Retail diesel, meanwhile, fell 12 cents during the previous four weeks, while gasoline dropped 22.8 cents over that same period.

Despite last week’s gains at the pump, diesel still was $2.075

less expensive than the corresponding week a year earlier, which was two weeks after it hit a record $4.771 a gallon on July 14, 2008.

Similarly, gasoline was selling for $1.452 a gallon cheaper than the corresponding week a year ago.

Last week, truckers paid $505.60 to fill up the two 100-gallon diesel tanks based on the national average, compared with $954.19 when diesel was at its peak last summer. American Trucking Associations estimates that the U.S. trucking industry uses 752 gallons of diesel weekly and 285 million gallons of gasoline.

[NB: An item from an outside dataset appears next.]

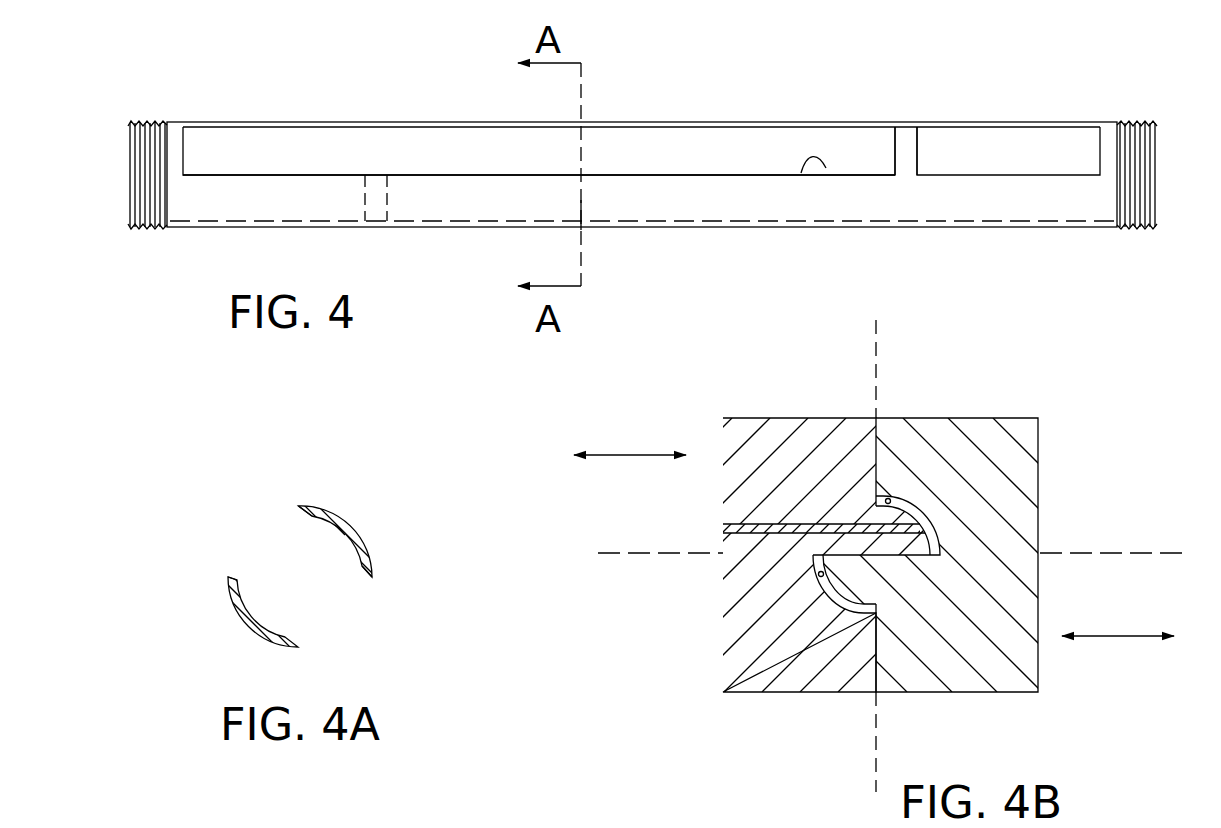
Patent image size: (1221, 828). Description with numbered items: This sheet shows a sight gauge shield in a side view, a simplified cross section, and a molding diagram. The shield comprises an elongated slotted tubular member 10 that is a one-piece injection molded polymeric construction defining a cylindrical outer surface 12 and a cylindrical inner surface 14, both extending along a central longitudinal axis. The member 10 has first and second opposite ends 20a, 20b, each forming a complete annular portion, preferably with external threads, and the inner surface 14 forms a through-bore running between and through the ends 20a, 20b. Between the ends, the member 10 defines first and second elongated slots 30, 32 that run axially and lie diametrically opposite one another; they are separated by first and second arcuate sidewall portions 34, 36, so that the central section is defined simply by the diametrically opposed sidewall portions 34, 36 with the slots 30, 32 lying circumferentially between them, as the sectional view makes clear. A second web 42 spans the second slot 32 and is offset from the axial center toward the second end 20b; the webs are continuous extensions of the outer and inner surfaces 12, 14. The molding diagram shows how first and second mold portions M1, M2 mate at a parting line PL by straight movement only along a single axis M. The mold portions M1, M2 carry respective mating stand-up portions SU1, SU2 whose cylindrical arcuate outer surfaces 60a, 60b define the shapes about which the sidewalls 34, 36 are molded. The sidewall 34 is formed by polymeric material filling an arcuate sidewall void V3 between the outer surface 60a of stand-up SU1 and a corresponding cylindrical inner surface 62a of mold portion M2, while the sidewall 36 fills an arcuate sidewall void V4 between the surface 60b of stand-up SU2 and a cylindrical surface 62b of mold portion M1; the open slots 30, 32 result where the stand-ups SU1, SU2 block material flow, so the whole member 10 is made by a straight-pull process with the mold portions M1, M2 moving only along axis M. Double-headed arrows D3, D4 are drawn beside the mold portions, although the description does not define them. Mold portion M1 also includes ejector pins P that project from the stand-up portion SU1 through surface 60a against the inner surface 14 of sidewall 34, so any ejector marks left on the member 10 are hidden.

Erv Wagner, corporate traffic supervisor for Dart Container Corp. of California, said that “things seemed to be close to normal about our fuel practices from the time of nearly $5 diesel last summer.”

“We have bulk fuel facilities in 12 locations . . . so we never had to pay pump prices for diesel, but what we did was to not keep those facilities full when diesel was at its highest,” Wagner told TT. “We’ve gone back to topping them off to keep all full this year, with the drop in diesel prices.”

The company runs about 475 trucks and 800 trailers nationwide, mainly to deliver its own products, though it also will accept some loads to avoid deadhead miles.

The company has not put speed governors on its trucks but did hold classes to instruct drivers on the waste of fuel that came with idling engines last year, Wagner said.

“That’s one practice that we’ve continued, even after prices came down, because it does save a lot of fuel,” Wagner said.

Geoff Baker, president of McFarland Truck Lines, Austin, Minn., also said the fleet has maintained practices put in place last year.

“We lowered our fleet speed to 65 [mph],” Baker told TT. “Secondly, we paid a monthly incentive on reducing idling to drivers, and we also went . . . near 100% with auxiliary power units.”

“We’ve kept all that in place, and just deal with the weekly swing in the fuel surcharges,” Baker said. “We don’t make any money with the surcharge, and even lose money, because of deadhead miles and if the price jumps after we announced that week’s surcharge.”

Meanwhile, the price of crude on the New York Mercantile Exchange closed at $64.44 on July 30. It fell near $63 earlier in the week, about $10 lower than its recent peak in mid-June.

Domestic crude inventories rose by 5.1 million barrels to 347.8 million barrels in the week ended July 24, DOE reported, as imports hit a six-month high and refiners cut processing rates.

Laurie Falter, an economist with DOE’s Energy Information Administration, said she expected “crude prices will stay about where they are now . . . through the end of the summer, without the unexpected happening.”

In addition, Flynn suggested the rise in pump prices should be short lived.

“Retail prices may rise over the next few weeks, but I still think the longer trend will be down,” Flynn said. “Demand for diesel is still very weak, and we have plenty of diesel stocks.”

The spread between the two fuels’ retail prices was much wider last year, with gasoline’s all time high reaching only $4.165 a gallon on July 7, 2008.